The reason all of these things are potentially possible is because exosomes have the instructions for cell function. If scientists can mimic the exosome markers of healthy, normal cells and enable the right permutation of stem cells, it may be possible to reprogram the body’s ability to heal itself in new and amazing ways. For example, your body may be biologically programmed to produce defective skin cells, causing hyperpigmentation. However, exosomes with markers for normal skin pigmentation could be used to reprogram your skin cells to produce normal cells, resolving your condition.

As we learn more about exosomes and their potential to optimize stem cells, all types of healing possibilities come into play—from treating athletic trauma injuries, to healing degenerative immune conditions.

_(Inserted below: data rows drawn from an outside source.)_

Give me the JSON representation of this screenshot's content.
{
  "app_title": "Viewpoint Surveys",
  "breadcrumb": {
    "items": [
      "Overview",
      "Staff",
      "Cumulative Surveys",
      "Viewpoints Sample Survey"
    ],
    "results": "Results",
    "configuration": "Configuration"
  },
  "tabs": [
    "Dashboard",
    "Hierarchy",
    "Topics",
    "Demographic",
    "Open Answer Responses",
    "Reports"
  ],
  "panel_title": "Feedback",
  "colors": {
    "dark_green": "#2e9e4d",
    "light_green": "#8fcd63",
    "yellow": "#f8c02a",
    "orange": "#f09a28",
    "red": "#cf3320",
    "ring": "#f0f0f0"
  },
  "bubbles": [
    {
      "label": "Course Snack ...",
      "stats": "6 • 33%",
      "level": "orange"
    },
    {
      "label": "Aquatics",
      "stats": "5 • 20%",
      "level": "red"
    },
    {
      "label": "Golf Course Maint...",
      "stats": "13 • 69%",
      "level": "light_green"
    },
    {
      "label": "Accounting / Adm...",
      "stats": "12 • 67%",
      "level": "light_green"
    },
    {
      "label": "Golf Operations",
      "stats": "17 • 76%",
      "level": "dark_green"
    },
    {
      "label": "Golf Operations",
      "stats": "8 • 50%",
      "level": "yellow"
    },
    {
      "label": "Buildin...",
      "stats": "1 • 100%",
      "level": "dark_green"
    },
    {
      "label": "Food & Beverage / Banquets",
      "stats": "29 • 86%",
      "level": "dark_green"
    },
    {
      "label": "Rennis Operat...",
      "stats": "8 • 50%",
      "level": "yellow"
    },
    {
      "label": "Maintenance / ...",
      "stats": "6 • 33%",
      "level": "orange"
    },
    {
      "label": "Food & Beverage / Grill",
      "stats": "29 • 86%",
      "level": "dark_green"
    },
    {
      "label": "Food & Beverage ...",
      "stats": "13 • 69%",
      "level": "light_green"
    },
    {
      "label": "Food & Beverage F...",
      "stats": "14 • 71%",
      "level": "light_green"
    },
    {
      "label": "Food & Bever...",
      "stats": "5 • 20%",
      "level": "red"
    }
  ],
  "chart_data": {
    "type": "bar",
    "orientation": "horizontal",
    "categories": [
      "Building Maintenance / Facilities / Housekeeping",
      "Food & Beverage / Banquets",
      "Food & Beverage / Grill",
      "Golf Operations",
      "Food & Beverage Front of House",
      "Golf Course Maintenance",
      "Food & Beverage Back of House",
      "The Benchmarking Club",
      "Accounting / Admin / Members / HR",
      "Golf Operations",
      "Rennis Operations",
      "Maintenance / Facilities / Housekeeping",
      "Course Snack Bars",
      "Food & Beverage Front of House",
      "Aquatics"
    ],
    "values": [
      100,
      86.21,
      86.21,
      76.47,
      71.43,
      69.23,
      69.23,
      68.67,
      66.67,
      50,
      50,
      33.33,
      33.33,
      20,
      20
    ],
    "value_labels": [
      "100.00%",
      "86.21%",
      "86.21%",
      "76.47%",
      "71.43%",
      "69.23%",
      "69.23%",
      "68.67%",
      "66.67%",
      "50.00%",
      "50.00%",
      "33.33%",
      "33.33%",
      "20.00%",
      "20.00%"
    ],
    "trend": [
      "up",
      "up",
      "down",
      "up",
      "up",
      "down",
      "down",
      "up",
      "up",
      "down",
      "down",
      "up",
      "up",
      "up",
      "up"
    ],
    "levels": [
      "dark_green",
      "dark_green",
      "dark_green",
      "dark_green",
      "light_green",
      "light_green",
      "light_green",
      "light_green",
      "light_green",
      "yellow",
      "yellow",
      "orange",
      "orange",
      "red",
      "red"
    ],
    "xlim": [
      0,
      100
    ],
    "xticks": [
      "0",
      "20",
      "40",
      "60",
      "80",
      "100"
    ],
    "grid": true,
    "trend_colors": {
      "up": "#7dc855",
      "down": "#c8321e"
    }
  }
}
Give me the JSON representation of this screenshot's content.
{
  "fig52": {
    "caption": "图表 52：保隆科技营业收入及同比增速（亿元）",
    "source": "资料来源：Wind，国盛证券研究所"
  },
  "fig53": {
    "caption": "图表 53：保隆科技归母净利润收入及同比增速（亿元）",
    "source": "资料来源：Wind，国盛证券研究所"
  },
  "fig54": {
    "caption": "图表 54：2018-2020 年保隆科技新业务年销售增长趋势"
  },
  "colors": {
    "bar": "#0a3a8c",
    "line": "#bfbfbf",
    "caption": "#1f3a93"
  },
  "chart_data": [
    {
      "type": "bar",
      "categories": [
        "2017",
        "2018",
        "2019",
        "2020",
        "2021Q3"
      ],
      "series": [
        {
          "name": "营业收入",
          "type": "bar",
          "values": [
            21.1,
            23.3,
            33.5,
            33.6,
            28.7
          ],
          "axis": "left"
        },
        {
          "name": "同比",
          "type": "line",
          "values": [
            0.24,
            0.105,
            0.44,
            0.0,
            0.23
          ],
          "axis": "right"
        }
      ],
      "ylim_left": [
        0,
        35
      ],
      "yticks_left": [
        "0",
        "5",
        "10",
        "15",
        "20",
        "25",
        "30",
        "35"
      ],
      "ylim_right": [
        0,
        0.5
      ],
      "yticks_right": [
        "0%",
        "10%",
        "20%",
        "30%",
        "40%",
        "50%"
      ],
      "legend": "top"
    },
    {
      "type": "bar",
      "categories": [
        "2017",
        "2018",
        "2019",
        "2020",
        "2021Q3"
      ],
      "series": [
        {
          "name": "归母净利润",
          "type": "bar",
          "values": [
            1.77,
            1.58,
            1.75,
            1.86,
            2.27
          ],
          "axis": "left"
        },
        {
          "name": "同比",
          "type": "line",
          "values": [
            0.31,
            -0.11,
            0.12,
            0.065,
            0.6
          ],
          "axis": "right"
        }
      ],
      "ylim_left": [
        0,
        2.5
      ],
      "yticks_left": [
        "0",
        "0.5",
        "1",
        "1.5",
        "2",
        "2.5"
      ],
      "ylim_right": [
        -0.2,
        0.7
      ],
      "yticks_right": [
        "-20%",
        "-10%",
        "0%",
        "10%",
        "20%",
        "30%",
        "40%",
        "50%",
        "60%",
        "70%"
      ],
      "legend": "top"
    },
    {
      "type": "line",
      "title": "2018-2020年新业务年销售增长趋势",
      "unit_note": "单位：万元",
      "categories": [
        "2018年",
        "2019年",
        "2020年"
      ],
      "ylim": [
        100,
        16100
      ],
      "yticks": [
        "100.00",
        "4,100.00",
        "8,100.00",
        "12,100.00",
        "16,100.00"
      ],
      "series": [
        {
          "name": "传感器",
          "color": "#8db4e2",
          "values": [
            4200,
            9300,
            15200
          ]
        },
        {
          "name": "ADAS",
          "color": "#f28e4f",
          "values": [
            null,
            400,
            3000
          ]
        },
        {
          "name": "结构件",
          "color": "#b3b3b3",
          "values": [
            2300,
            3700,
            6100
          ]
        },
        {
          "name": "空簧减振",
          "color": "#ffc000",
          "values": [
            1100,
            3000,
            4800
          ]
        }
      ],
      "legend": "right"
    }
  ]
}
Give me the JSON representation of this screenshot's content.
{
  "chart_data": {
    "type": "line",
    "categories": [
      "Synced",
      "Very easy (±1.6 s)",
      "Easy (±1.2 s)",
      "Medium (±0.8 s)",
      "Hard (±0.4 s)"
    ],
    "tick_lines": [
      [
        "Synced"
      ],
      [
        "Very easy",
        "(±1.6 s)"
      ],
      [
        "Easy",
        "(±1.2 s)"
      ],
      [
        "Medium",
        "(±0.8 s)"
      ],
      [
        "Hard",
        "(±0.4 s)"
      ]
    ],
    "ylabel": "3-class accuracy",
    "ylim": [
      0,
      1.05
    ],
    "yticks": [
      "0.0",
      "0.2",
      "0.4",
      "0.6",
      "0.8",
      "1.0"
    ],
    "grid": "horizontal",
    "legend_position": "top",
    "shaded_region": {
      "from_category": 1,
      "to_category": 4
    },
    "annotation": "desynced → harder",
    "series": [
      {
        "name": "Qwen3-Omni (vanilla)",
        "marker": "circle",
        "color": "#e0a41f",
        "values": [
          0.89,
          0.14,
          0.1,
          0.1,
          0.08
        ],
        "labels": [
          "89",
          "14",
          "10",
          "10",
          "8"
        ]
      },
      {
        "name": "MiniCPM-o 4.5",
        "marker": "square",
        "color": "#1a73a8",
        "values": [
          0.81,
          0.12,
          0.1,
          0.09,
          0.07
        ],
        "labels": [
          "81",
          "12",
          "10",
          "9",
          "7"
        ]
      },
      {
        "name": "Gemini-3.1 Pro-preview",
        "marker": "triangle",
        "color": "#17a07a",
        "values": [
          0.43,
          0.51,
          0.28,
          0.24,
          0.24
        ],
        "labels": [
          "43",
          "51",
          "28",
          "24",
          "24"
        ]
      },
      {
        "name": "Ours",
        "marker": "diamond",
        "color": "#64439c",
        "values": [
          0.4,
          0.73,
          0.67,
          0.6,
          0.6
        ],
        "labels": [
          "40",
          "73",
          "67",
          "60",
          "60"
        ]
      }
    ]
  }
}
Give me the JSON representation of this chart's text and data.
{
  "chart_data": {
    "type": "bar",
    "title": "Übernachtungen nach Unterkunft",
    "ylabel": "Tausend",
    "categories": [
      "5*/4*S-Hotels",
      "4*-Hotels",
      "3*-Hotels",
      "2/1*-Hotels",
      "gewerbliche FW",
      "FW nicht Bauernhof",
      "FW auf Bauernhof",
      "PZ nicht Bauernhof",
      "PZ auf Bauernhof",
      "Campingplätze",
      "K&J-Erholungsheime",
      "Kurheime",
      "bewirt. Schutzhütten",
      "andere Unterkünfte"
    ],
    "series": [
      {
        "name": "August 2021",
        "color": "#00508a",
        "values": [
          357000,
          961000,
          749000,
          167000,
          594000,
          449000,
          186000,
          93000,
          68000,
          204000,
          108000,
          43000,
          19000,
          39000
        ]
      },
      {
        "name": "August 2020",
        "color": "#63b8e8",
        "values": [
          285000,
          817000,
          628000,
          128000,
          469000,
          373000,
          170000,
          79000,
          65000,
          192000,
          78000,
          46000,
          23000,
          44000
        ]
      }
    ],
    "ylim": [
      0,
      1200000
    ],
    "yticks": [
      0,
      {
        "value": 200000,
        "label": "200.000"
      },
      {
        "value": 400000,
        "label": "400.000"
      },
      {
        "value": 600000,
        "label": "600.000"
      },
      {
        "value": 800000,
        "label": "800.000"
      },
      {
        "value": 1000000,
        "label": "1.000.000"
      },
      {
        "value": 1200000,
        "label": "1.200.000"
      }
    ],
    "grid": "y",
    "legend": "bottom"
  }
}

Getting past the stigma of stem cells

As mentioned, stem cells are still cause for raucous debate. People aren’t always able to understand that adult stem cells are much different from fetal stem cells, and even these cells are harvested under strictly-controlled conditions. Regardless of where they come from, however, stem cells represent the next phase in modern medicine. Already we’ve seen amazing regenerative results by reprogramming these cells to heal specific injuries.

We’re sure to learn even more about the healing power of stem cells as researchers delve deeper into exosome function. The forefront of regenerative medicine is an exciting prospect that’s within our grasp, and it won’t be long until we’re able to help our bodies heal themselves in amazing new ways.